Connie Hedegaard, European Commissioner for Climate Action, says: “In Doha, we have crossed the bridge from the old climate regime to the new system. We are now on our way to the 2015 global deal. It was not an easy and comfortable ride. It was not a very fast ride either. But we have managed to cross the bridge. Very intense negotiations lie ahead of us. What we need now is more ambition and more speed.”
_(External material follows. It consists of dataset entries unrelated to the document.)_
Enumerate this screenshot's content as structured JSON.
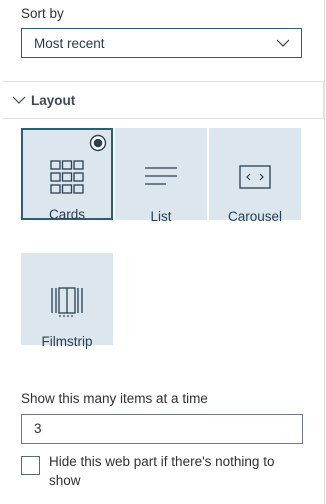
{
  "sort": {
    "label": "Sort by",
    "selected": "Most recent"
  },
  "layout": {
    "header": "Layout",
    "options": [
      {
        "label": "Cards",
        "selected": true,
        "icon": "grid-icon"
      },
      {
        "label": "List",
        "selected": false,
        "icon": "list-lines-icon"
      },
      {
        "label": "Carousel",
        "selected": false,
        "icon": "carousel-icon"
      },
      {
        "label": "Filmstrip",
        "selected": false,
        "icon": "filmstrip-icon"
      }
    ]
  },
  "items": {
    "label": "Show this many items at a time",
    "value": "3"
  },
  "hide": {
    "label": "Hide this web part if there's nothing to show",
    "checked": false
  },
  "colors": {
    "accent": "#2b5f73",
    "tile_bg": "#dce6ee"
  }
}
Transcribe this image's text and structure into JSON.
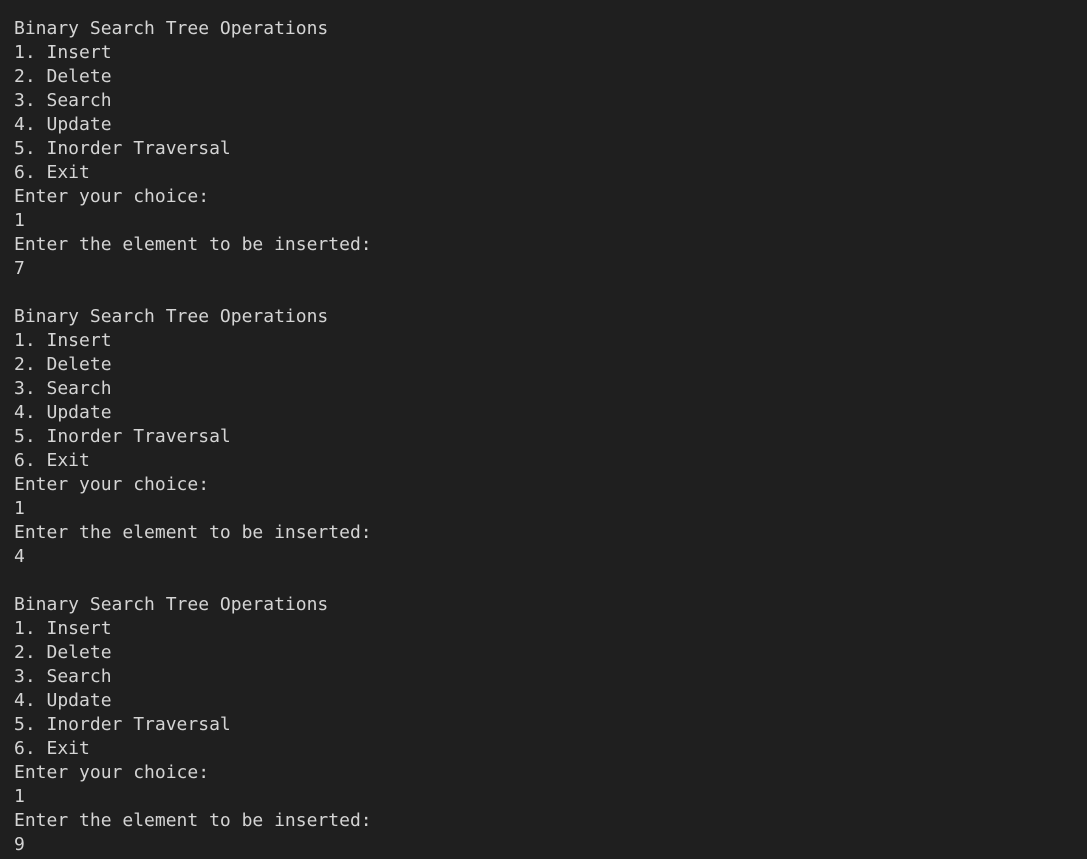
{
  "terminal": {
    "lines": [
      "Binary Search Tree Operations",
      "1. Insert",
      "2. Delete",
      "3. Search",
      "4. Update",
      "5. Inorder Traversal",
      "6. Exit",
      "Enter your choice:",
      "1",
      "Enter the element to be inserted:",
      "7",
      "",
      "Binary Search Tree Operations",
      "1. Insert",
      "2. Delete",
      "3. Search",
      "4. Update",
      "5. Inorder Traversal",
      "6. Exit",
      "Enter your choice:",
      "1",
      "Enter the element to be inserted:",
      "4",
      "",
      "Binary Search Tree Operations",
      "1. Insert",
      "2. Delete",
      "3. Search",
      "4. Update",
      "5. Inorder Traversal",
      "6. Exit",
      "Enter your choice:",
      "1",
      "Enter the element to be inserted:",
      "9"
    ]
  },
  "colors": {
    "background": "#1f1f1f",
    "text": "#d4d4d4"
  }
}
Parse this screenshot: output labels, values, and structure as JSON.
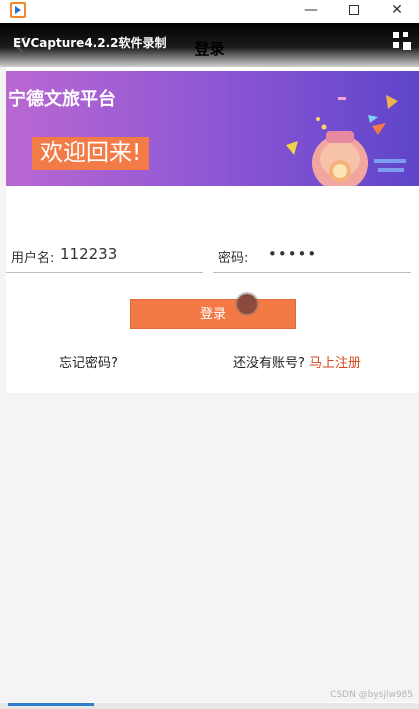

Durban Platform for Enhanced Action
As requested by the EU, the conference agreed a workplan for 2013 and beyond under the Durban Platform. The Platform has a dual mandate: to draw up a new global climate agreement with all countries, to be adopted in 2015, and to identify ways to achieve more ambitious global emission reductions for 2020 in order to close the gap between current emission pledges and what is needed to hold global warming below 2°C. The workplan agreed in Doha sets out a schedule of events and suggests themes to be addressed under both workstreams. The intention of UN Secretary-General Ban Ki-moon to convene a summit of world leaders on climate change in 2014 will give added political momentum to this work.
Streamlining Negotiations
The international climate negotiations process was streamlined through the successful closure of the parallel working groups on the Kyoto Protocol and on long-term cooperative action under the UN climate convention. The Durban Platform will thus be the sole negotiating forum for the 2015 agreement.
Climate Finance
The EU is the world’s leading provider of official development assistance and climate finance to developing countries. In Doha the EU has demonstrated that it is on track to provide the full €7.2 billion it has pledged in ‘fast start’ finance for the period 2010-12 and has assured its developing country partners that climate finance will continue after this year. Several EU Member States and other developed countries announced specific finance pledges for 2013 and in some cases up to 2015. A package of decisions on finance encourages developed countries to keep climate finance in 2013-15 to at least the average level of their fast start finance. The decisions also extend a work programme on long-term finance for a year, with the aim of helping developed countries identify pathways for scaling up climate finance to US $100 billion per year by 2020 from public, private and alternative sources in the context of meaningful mitigation actions and transparent implementation by developing countries.
Loss and Damage
Doha addressed a key concern of developing countries by agreeing to establish institutional arrangements, such as an international mechanism, to address loss and damage associated with the impacts of climate change in particularly vulnerable developing countries. The arrangements will be established at the UN climate conference to be held at the end of next year inWarsaw.